Entra in vigore la legge regionale anti inquinamento. Tocca ai Comuni dire dove varranno i divieti

di PAOLO ROSATO
Ultimo aggiornamento il 30 agosto 2018 alle 12:03
Un tipico caminetto ‘aperto’, a legna

Bologna, 30 agosto 2018 - Altolà ai caminetti ‘aperti’ a legna e alle stufe a pellet e di vecchia generazione. A Bologna così come in tutta l’Emilia Romagna. E la misura potrebbe avere pesanti – e salate – ripercussioni su alcune attività di ristorazione della nostra provincia. Sta per calare infatti l’accetta sui riscaldamenti inquinanti, una rivoluzione peraltro annunciata oltre un anno fa dal ‘Pair 2020’, il piano aria integrato regionale che prende le mosse dalle ultime indicazioni di Bruxelles e dall’accordo del 2017 sul Bacino Padano. La giunta di viale Aldo Moro si era pronunciata con la delibera n. 1412/2017 e le nuove norme entreranno in vigore tra un mese, il 1° ottobre.
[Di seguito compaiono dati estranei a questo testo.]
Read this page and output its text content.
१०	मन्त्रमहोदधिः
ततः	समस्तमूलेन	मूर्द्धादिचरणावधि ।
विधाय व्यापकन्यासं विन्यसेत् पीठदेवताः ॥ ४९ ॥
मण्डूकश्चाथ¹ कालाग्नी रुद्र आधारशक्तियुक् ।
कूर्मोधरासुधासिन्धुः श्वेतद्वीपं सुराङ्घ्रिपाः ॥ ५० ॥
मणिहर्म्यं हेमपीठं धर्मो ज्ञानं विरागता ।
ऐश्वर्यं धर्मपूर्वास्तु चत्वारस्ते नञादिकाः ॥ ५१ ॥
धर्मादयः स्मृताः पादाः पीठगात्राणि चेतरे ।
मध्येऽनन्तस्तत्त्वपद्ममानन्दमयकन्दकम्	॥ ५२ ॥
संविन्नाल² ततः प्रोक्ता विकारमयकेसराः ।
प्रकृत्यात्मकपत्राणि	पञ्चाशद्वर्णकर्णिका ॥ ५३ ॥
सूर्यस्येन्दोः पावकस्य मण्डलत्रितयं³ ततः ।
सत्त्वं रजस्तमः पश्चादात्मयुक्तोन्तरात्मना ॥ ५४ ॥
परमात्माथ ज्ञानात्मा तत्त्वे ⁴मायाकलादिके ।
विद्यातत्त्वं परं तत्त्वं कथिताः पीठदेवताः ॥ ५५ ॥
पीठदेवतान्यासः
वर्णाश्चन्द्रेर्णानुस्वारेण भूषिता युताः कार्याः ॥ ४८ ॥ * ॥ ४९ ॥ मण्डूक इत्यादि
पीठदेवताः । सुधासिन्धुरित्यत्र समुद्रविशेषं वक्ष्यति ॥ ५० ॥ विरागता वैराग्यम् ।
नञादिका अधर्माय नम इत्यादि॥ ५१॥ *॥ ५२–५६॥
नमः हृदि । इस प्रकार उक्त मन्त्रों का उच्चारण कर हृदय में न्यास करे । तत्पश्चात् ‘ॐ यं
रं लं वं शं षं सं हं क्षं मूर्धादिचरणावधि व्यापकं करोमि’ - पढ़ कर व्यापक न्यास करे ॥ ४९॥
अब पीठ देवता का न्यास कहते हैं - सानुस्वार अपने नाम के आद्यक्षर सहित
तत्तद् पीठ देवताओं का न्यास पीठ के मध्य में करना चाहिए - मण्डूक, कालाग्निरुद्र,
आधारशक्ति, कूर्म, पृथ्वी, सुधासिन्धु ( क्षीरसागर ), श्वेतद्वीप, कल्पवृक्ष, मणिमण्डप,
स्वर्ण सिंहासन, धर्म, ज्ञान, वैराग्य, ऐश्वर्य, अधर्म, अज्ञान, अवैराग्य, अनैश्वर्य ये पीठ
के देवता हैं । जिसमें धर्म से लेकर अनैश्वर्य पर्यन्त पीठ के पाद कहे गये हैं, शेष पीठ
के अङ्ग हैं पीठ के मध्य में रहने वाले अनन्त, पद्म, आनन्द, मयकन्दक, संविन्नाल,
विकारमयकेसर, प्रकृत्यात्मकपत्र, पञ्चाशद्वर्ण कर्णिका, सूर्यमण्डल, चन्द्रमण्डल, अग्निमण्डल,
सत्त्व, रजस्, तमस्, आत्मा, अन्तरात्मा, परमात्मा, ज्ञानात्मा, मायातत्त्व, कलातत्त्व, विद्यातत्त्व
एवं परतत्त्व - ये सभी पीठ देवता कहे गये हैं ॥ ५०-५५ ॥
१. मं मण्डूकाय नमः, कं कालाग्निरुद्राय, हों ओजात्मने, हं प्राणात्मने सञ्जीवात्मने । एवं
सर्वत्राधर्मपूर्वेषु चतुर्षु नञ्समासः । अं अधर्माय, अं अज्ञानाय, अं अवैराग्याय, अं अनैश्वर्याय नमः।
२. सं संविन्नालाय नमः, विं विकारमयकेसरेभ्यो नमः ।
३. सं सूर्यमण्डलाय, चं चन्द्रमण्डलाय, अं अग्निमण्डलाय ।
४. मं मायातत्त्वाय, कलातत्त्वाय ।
Cosa cambierà? In soldoni è stato introdotto il divieto di utilizzo di "biomassa legnosa sia nei generatori di calore con classe energetica inferiore a ‘2 stelle’, sia nei camini aperti o che possono funzionare aperti". E questo divieto sarà esteso ai generatori di calore con classe energetica inferiore a 3 stelle dal 1° ottobre 2019. Non solo: le prescrizioni sono riferite a tutte le unità immobiliari con riscaldamento "multi combustibile" nei Comuni i cui territori sono interamente sotto i 300 metri. Con l’onere per i sindaci, nei Comuni che si estendono anche sopra i 300 metri, di individuare le zone situate al di sotto quota. In caso di mancata individuazione, il divieto verrà applicato a tutto il territorio comunale.

Un robusto cambio di rotta, che però secondo Michele Facci pone alcune problematiche. Il consigliere regionale del Movimento Sovranista – unico componente del Gruppo Misto – inoltrerà all’Assemblea legislativa un’interrogazione per aprire una riflessione, con richiesta di correttivi. "Penso a una bella tavernetta di un agriturismo nella nostra provincia – spiega Facci –, la maggior parte di quei caminetti a legna sono riscaldamenti in più, accesi una tantum. Ecco, bisogna colpire quelli accesi sempre, ritengo che il divieto assoluto sia penalizzante quando il caminetto è solo un componente di arredo. Anche perché nel Pair 2020 viene detto che il divieto vige per i focolari aperti utilizzati a uso domestico. Mentre nella delibera regionale che entrerà in vigore tra un mese quella distinzione non c’è. Insomma, un pacchetto che se non modificato con alcune specifiche potrebbe essere molto penalizzante per le nostre attività". E poi la ‘zonizzazione’: a oggi tantissimi Comuni del Bolognese non si sono ancora adeguati. "Se non vengono distinte le aree sopra e sotto i 300 metri allora si colpisce tutti indistintamente. Problema non secondario". Nell’interrogazione Facci invita anche la Regione, vista la richiesta di un poderoso svecchiamento di stufe e caldaie, a introdurre incentivi economici "al fine di permettere a tutti gli interessati l’adeguamento dei propri impianti alle imminenti modifiche normative".